I went public on Instagram in March because I wanted to promote a documentary I produced. It’s my first TV project, and I’m insanely proud of what we made. Selfishly, I also wanted as many people as possible to see it. But promoting the documentary required that I give up the thrill of anonymity that my finsta provided for a more public-facing persona. I knew I didn’t want to start over entirely, or dissolve the relationships I’d quietly made, and this seemed like a happy medium, even though I had no indication of what fruit it would bear.

Like many people of my generation, I grew up on the internet. Twenty years in and I’m still here. Only I long for a new kind of connection. As age has a tendency to readjust one’s perspective, my needs changed. I no longer instinctively crave to broadcast my every last thought, or engage with the masses every morning right as I wake up. It’s why my finsta was a perfect compromise. I couldn’t fully unplug, try as I might, but I could find comfort in a smaller audience.

The world is more connected than it’s ever been. But in opening up, we have lost intimacy. We perform it, but how true is it to our lived experiences? Twitter was especially predictive in that regard: more voices did not equate to more understanding, even as the platform revolutionized how, and how quickly, we connect. The alchemy of unforced connection was what the adolescence of social media embodied best. Keeping my Instagram private let me hang onto a little bit of that feeling.

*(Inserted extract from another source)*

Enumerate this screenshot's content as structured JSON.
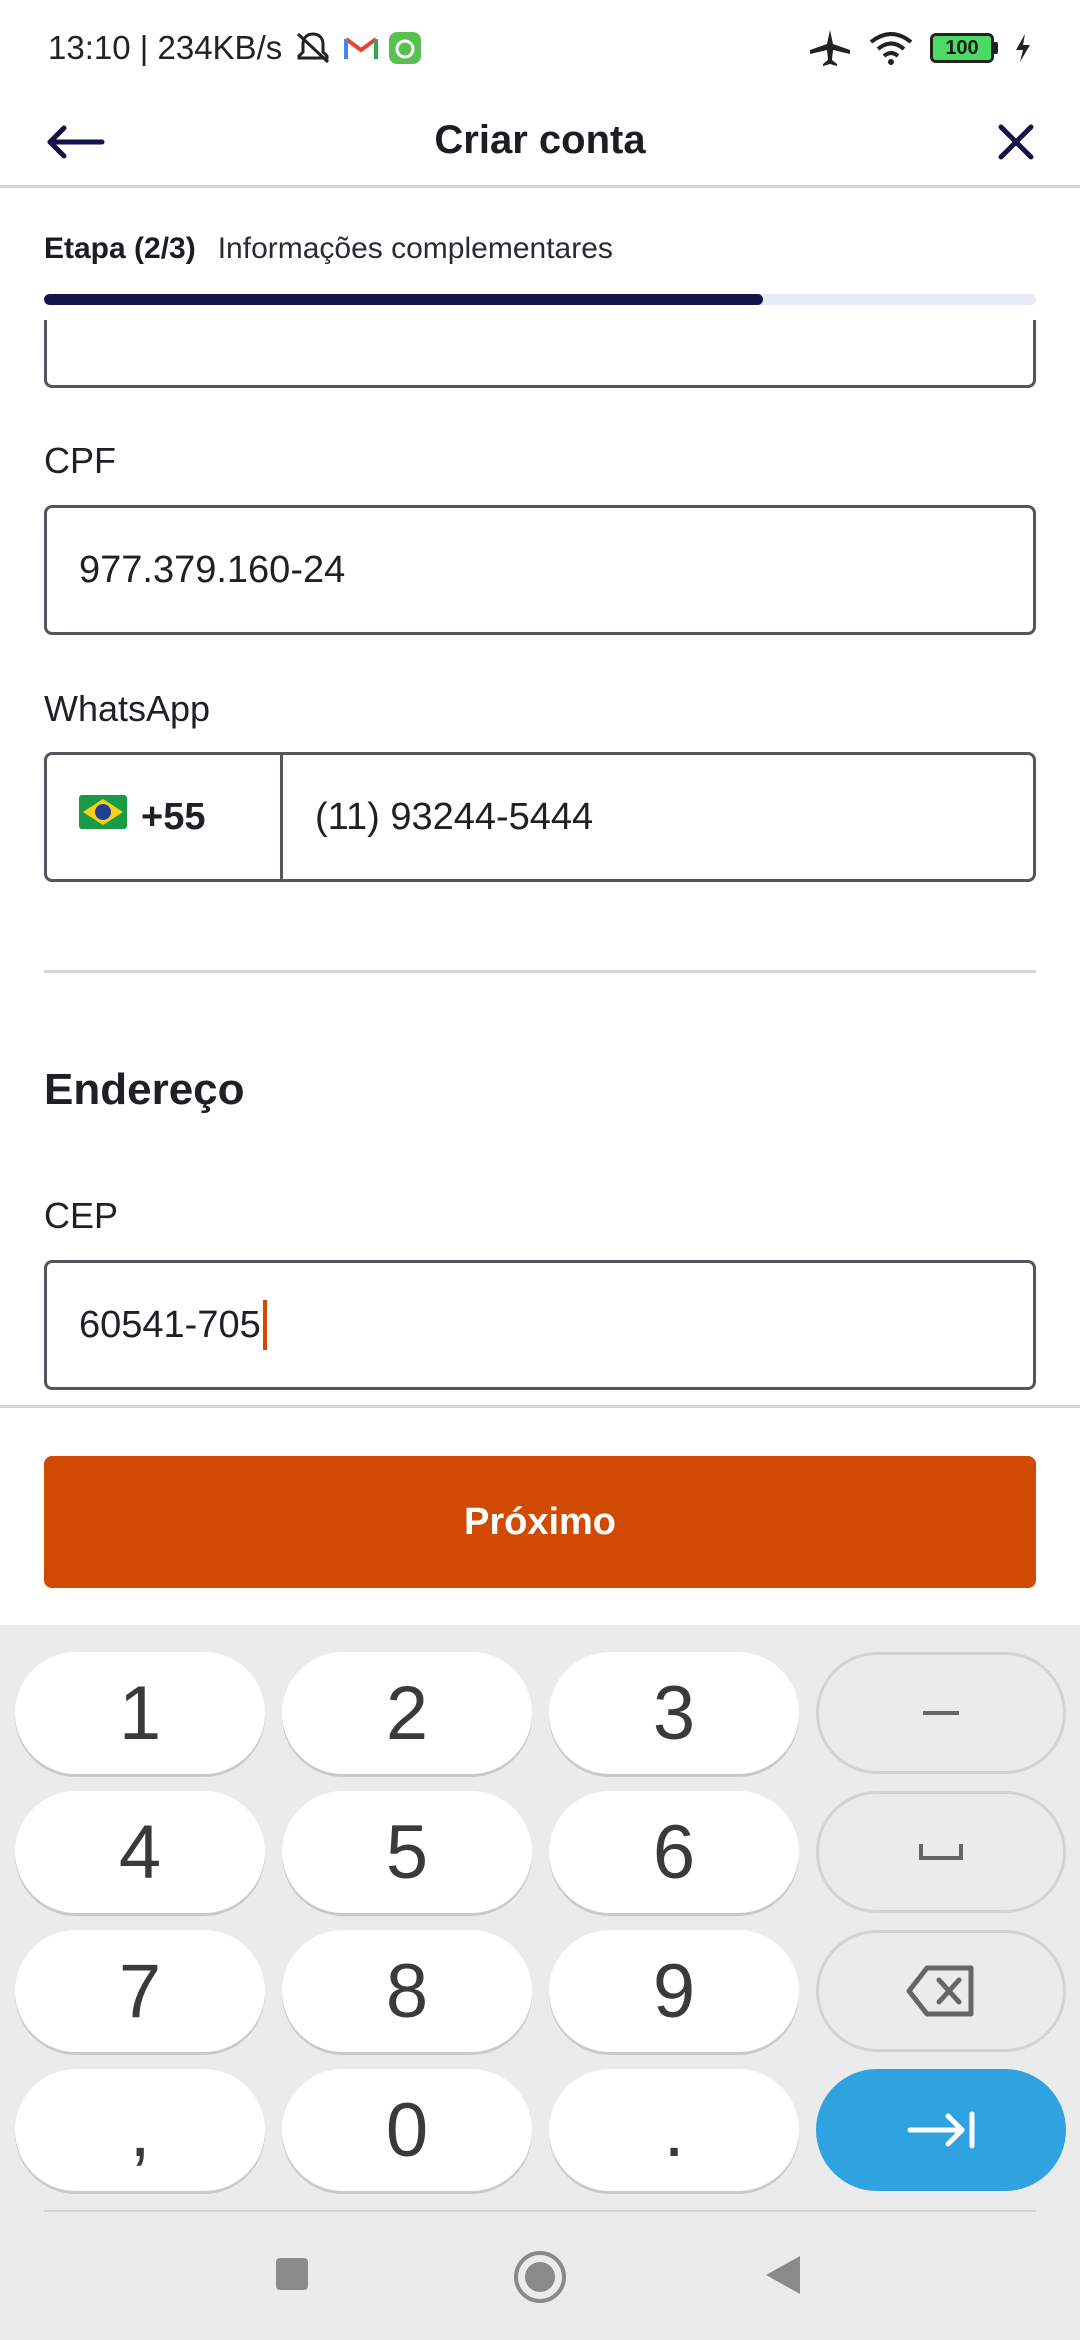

I knew it couldn’t last forever. I make a living in a profession that requires endless self-promotion. What the influencer economy made real was the business of personhood. It completely revised the mechanics of engagement. Even if you’re not a “content creator” you are still mostly beholden to their rules of play. Maybe I’m overly sentimental about what we’ve lost, but there used to be a real romance to social media that was discarded for connection built around attention-seeking and brand deals. Social media has upended our relationship with real life: Rather than reality happening to us, we happen to it.